When my Polly visited France whilst living in Switzerland for 5 years, her accent was always pegged as Swiss. Her CH car sticker as well as her rolling Swiss accent added to further confusion. She would insist she was American, but having begun learning French at 4 years the accent was not American, but Swiss. Now she is back and I hope her former lovely accent of Indre-et-Loire will return.
BTW, I'd kill to be called sexy by an "attractive-enough" French businessman! Heck, I'd speak Klingon if it got me that complement!!! Lucky you.

Diary of Why said...

I get that all the time: "Tu parles presque sans accent," along with the occasional, "T'as un très petit accent, c'est mignon." I'm completely with you; I would love nothing more than to be able to pass for French (even though that will probably never happen). But to have worked so long, like you, to be told that my American accent is "cute?" (Unfortunately I haven't made it as far as 'sexy'). Ah, the things they never taught us in school.

Polly-Vous Francais said...

Oh I wish.

Maybe I expressed it poorly, but the guy *definitely* wasn't saying that my accent was sexy! Au contraire, he was telling me that my accent in French lacked the requisite foreigner's charm because it was presque sans accent. He told me I needed more of an American accent...

Polly-Vous Francais said...

P.s. I am editing so it more clearly expresses what he said (it in French).

Going Like Sixty said...

Yeah, I get that all the time: "y'all ain't from 'round her ear ya!"

I think I will answer "Merci."

Anonymous said...

Accents are interesting, aren't they! I'm from Canada, yet I originally learned my French in the south of France. When I began my career as a French Immersion teacher, I started working with mostly people from Québec. Over the years, my accent has transmogrified somewhat to a Québecois one. It's now at the point where in France, I'm told that they can hear "some" Québecois, but it puzzles them when I say I'm not from Québec. In Québec, I'm told that I have more of an "international" accent, that it sounds like I'm a native French speaker from somewhere in Europe, but not France. I myself think that I pick up the
accent of wherever I currently am - and this happens in English too!

Rougaroo said...

My take, unfortunately, is that it was the old Parisian "put 'em in their place" ploy. Parisians pride themselves on being able to identify French accents from the provinces within 50km, all of which, of course, are inferior to Parisian. A hint of American would have meant that you were non-French, and therefore more mysterious.

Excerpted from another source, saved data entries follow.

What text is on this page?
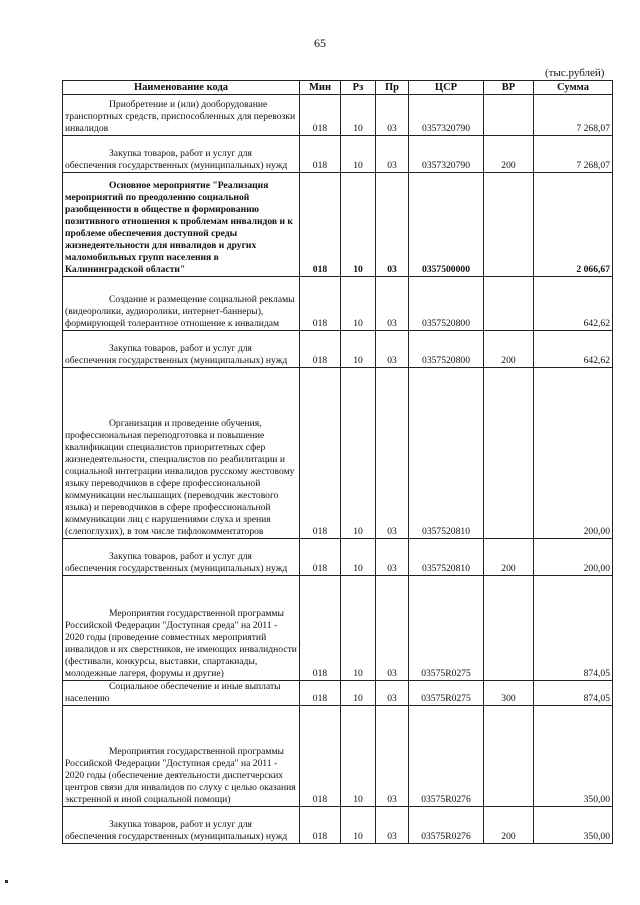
65
(тыс.рублей)
Наименование кода	Мин	Рз	Пр	ЦСР	ВР	Сумма

Приобретение и (или) дооборудование транспортных средств, приспособленных для перевозки инвалидов	018	10	03	0357320790		7 268,07

Закупка товаров, работ и услуг для обеспечения государственных (муниципальных) нужд	018	10	03	0357320790	200	7 268,07

Основное мероприятие "Реализация мероприятий по преодолению социальной разобщенности в обществе и формированию позитивного отношения к проблемам инвалидов и к проблеме обеспечения доступной среды жизнедеятельности для инвалидов и других маломобильных групп населения в Калининградской области"	018	10	03	0357500000		2 066,67

Создание и размещение социальной рекламы (видеоролики, аудиоролики, интернет-баннеры), формирующей толерантное отношение к инвалидам	018	10	03	0357520800		642,62

Закупка товаров, работ и услуг для обеспечения государственных (муниципальных) нужд	018	10	03	0357520800	200	642,62

Организация и проведение обучения, профессиональная переподготовка и повышение квалификации специалистов приоритетных сфер жизнедеятельности, специалистов по реабилитации и социальной интеграции инвалидов русскому жестовому языку переводчиков в сфере профессиональной коммуникации неслышащих (переводчик жестового языка) и переводчиков в сфере профессиональной коммуникации лиц с нарушениями слуха и зрения (слепоглухих), в том числе тифлокомментаторов	018	10	03	0357520810		200,00

Закупка товаров, работ и услуг для обеспечения государственных (муниципальных) нужд	018	10	03	0357520810	200	200,00

Мероприятия государственной программы Российской Федерации "Доступная среда" на 2011 - 2020 годы (проведение совместных мероприятий инвалидов и их сверстников, не имеющих инвалидности (фестивали, конкурсы, выставки, спартакиады, молодежные лагеря, форумы и другие)	018	10	03	03575R0275		874,05

Социальное обеспечение и иные выплаты населению	018	10	03	03575R0275	300	874,05

Мероприятия государственной программы Российской Федерации "Доступная среда" на 2011 - 2020 годы (обеспечение деятельности диспетчерских центров связи для инвалидов по слуху с целью оказания экстренной и иной социальной помощи)	018	10	03	03575R0276		350,00

Закупка товаров, работ и услуг для обеспечения государственных (муниципальных) нужд	018	10	03	03575R0276	200	350,00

I learned French in Paris as a child and now don't get a chance to use it much. When I do, however, I get asked if I'm Belgian! (which I take as a compliment, though we'd all rather be from Paris)

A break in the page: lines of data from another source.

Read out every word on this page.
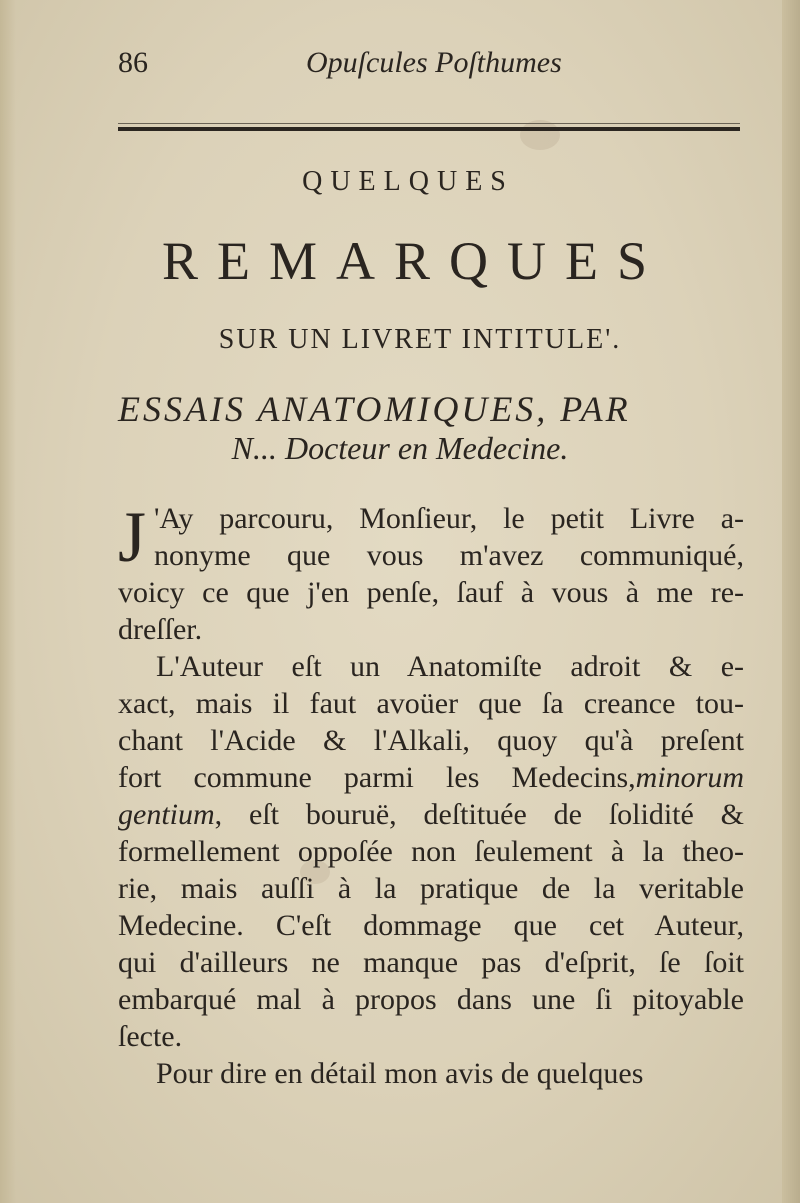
86	Opuſcules Poſthumes
QUELQUES
REMARQUES
SUR UN LIVRET INTITULE'.
ESSAIS ANATOMIQUES, PAR
N... Docteur en Medecine.
J 'Ay parcouru, Monſieur, le petit Livre a-
nonyme que vous m'avez communiqué,
voicy ce que j'en penſe, ſauf à vous à me re-
dreſſer.
L'Auteur eſt un Anatomiſte adroit & e-
xact, mais il faut avoüer que ſa creance tou-
chant l'Acide & l'Alkali, quoy qu'à preſent
fort commune parmi les Medecins,minorum
gentium, eſt bouruë, deſtituée de ſolidité &
formellement oppoſée non ſeulement à la theo-
rie, mais auſſi à la pratique de la veritable
Medecine. C'eſt dommage que cet Auteur,
qui d'ailleurs ne manque pas d'eſprit, ſe ſoit
embarqué mal à propos dans une ſi pitoyable
ſecte.
Pour dire en détail mon avis de quelques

doomed to be fabulous said...

Truth be told, I've said to many of my French friends -- both men and women -- who are learning English that they shouldn't try too hard to lose their accent, because the French accent in English is knee-weakingly sexy. So I guess it works both ways?

Starman said...

Thank you for the phonetique site.

Iota said...

So you can't really win...

Anna said...

I got a similar comment a few times, and I also took it as the highest compliment. My local Indian takeout thought I was Canadian, people sometimes assumed I was a very dedicated English student, and once on the metro some men spent 20 minutes trying to guess where I was from. Some of my foreign ex-coworkers are fluent but still never grasped the accent, so I say congrats and keep going

maitresse said...

Oh, I would have been furious. Dumb down a major talent/achievement so some guy can find you more "sexy"? Puh-leaze. If you've got it, flaunt it-- *that* is really sexy.